Located between Los Angeles and San Diego, the San Onofre nuclear power plant has not produced any electricity since 2012 after a radiation leak uncovered massive damage to tubes that carry radioactive water. Southern California Edison had been looking to restart the Unit 2 reactor at reduced power with the permission of the Nuclear Regulatory Commission, but instead they decided to shut down both units. It is not yet clear how the electricity from the plant will be replaced, but the California Public Utilities Commission pledged to work with local governments to ensure adequate power during peak hours.

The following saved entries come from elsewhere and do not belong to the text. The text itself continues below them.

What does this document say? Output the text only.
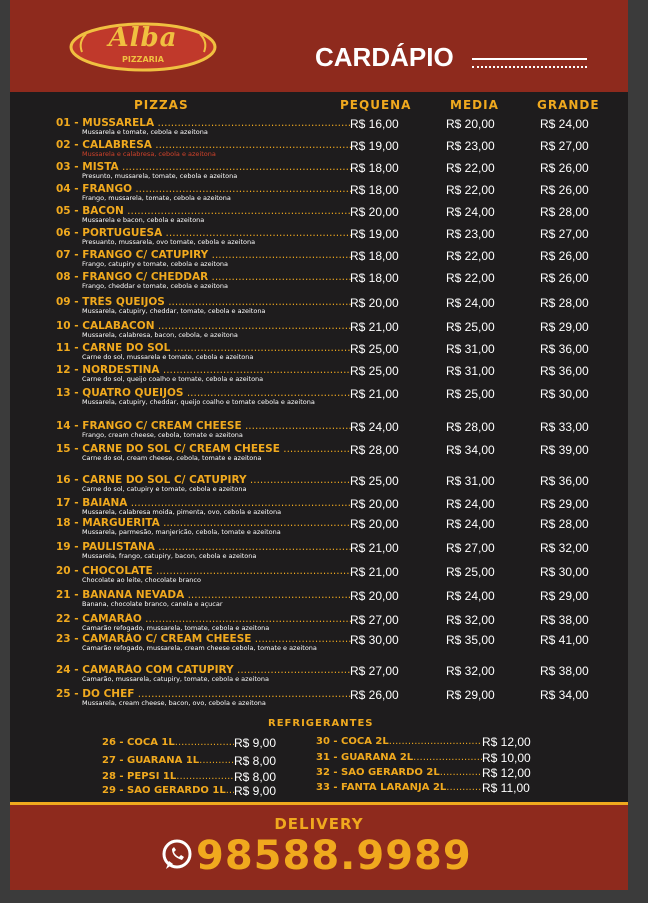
Alba
PIZZARIA	CARDÁPIO
PIZZAS	PEQUENA	MEDIA	GRANDE
01 - MUSSARELA .....
Mussarela e tomate, cebola e azeitona
R$ 16,00	R$ 20,00	R$ 24,00
02 - CALABRESA .....
Mussarela e calabresa, cebola e azeitona
R$ 19,00	R$ 23,00	R$ 27,00
03 - MISTA .....
Presunto, mussarela, tomate, cebola e azeitona
R$ 18,00	R$ 22,00	R$ 26,00
04 - FRANGO .....
Frango, mussarela, tomate, cebola e azeitona
R$ 18,00	R$ 22,00	R$ 26,00
05 - BACON .....
Mussarela e bacon, cebola e azeitona
R$ 20,00	R$ 24,00	R$ 28,00
06 - PORTUGUESA .....
Presuanto, mussarela, ovo tomate, cebola e azeitona
R$ 19,00	R$ 23,00	R$ 27,00
07 - FRANGO C/ CATUPIRY .....
Frango, catupiry e tomate, cebola e azeitona
R$ 18,00	R$ 22,00	R$ 26,00
08 - FRANGO C/ CHEDDAR .....
Frango, cheddar e tomate, cebola e azeitona
R$ 18,00	R$ 22,00	R$ 26,00
09 - TRÊS QUEIJOS .....
Mussarela, catupiry, cheddar, tomate, cebola e azeitona
R$ 20,00	R$ 24,00	R$ 28,00
10 - CALABACON .....
Mussarela, calabresa, bacon, cebola, e azeitona
R$ 21,00	R$ 25,00	R$ 29,00
11 - CARNE DO SOL .....
Carne do sol, mussarela e tomate, cebola e azeitona
R$ 25,00	R$ 31,00	R$ 36,00
12 - NORDESTINA .....
Carne do sol, queijo coalho e tomate, cebola e azeitona
R$ 25,00	R$ 31,00	R$ 36,00
13 - QUATRO QUEIJOS .....
Mussarela, catupiry, cheddar, queijo coalho e tomate cebola e azeitona
R$ 21,00	R$ 25,00	R$ 30,00
14 - FRANGO C/ CREAM CHEESE .....
Frango, cream cheese, cebola, tomate e azeitona
R$ 24,00	R$ 28,00	R$ 33,00
15 - CARNE DO SOL C/ CREAM CHEESE .....
Carne do sol, cream cheese, cebola, tomate e azeitona
R$ 28,00	R$ 34,00	R$ 39,00
16 - CARNE DO SOL C/ CATUPIRY .....
Carne do sol, catupiry e tomate, cebola e azeitona
R$ 25,00	R$ 31,00	R$ 36,00
17 - BAIANA .....
Mussarela, calabresa moida, pimenta, ovo, cebola e azeitona
R$ 20,00	R$ 24,00	R$ 29,00
18 - MARGUERITA .....
Mussarela, parmesão, manjericão, cebola, tomate e azeitona
R$ 20,00	R$ 24,00	R$ 28,00
19 - PAULISTANA .....
Mussarela, frango, catupiry, bacon, cebola e azeitona
R$ 21,00	R$ 27,00	R$ 32,00
20 - CHOCOLATE .....
Chocolate ao leite, chocolate branco
R$ 21,00	R$ 25,00	R$ 30,00
21 - BANANA NEVADA .....
Banana, chocolate branco, canela e açucar
R$ 20,00	R$ 24,00	R$ 29,00
22 - CAMARÃO .....
Camarão refogado, mussarela, tomate, cebola e azeitona
R$ 27,00	R$ 32,00	R$ 38,00
23 - CAMARÃO C/ CREAM CHEESE .....
Camarão refogado, mussarela, cream cheese cebola, tomate e azeitona
R$ 30,00	R$ 35,00	R$ 41,00
24 - CAMARÃO COM CATUPIRY .....
Camarão, mussarela, catupiry, tomate, cebola e azeitona
R$ 27,00	R$ 32,00	R$ 38,00
25 - DO CHEF .....
Mussarela, cream cheese, bacon, ovo, cebola e azeitona
R$ 26,00	R$ 29,00	R$ 34,00
REFRIGERANTES
26 - COCA 1L .....	R$ 9,00
27 - GUARANÁ 1L .....	R$ 8,00
28 - PEPSI 1L .....	R$ 8,00
29 - SÃO GERARDO 1L ..... R$ 9,00
30 - COCA 2L .....	R$ 12,00
31 - GUARANÁ 2L .....	R$ 10,00
32 - SÃO GERARDO 2L .....	R$ 12,00
33 - FANTA LARANJA 2L .....	R$ 11,00
DELIVERY
98588.9989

The plant “has served this region for over 40 years,” said Ted Craver of Edison International. “But we have concluded that the continuing uncertainty about when or if (the plant) might return to service was not good for our customers, our investors or the need to plan for our region’s long-term electricity needs.”
Once Southern California Edison notifies the Nuclear Regulatory Commission that it has removed all material from its reactor cores, the decommissioning process will begin. The dismantling of San Onofre comes as a victory for environmentalists and anti-nuclear activists. “We have long said that these reactors are too dangerous to operate and now Edison has agreed. The people of California now have the opportunity to move away from the failed promise of dirty and dangerous nuclear power and replace it with the safe and clean energy provided by the sun and the wind,” said Friends of the Earth president Erich Pica.
It remains to be seen how the news of San Onofre’s fate may affect other nuclear plants in the country. Post-Fukushima, the Nuclear Regulator Commission has undertaken a nationwide review of how the plants could respond to natural disasters. In earthquake-prone California, the tide may be turning for plants located in vulnerable areas.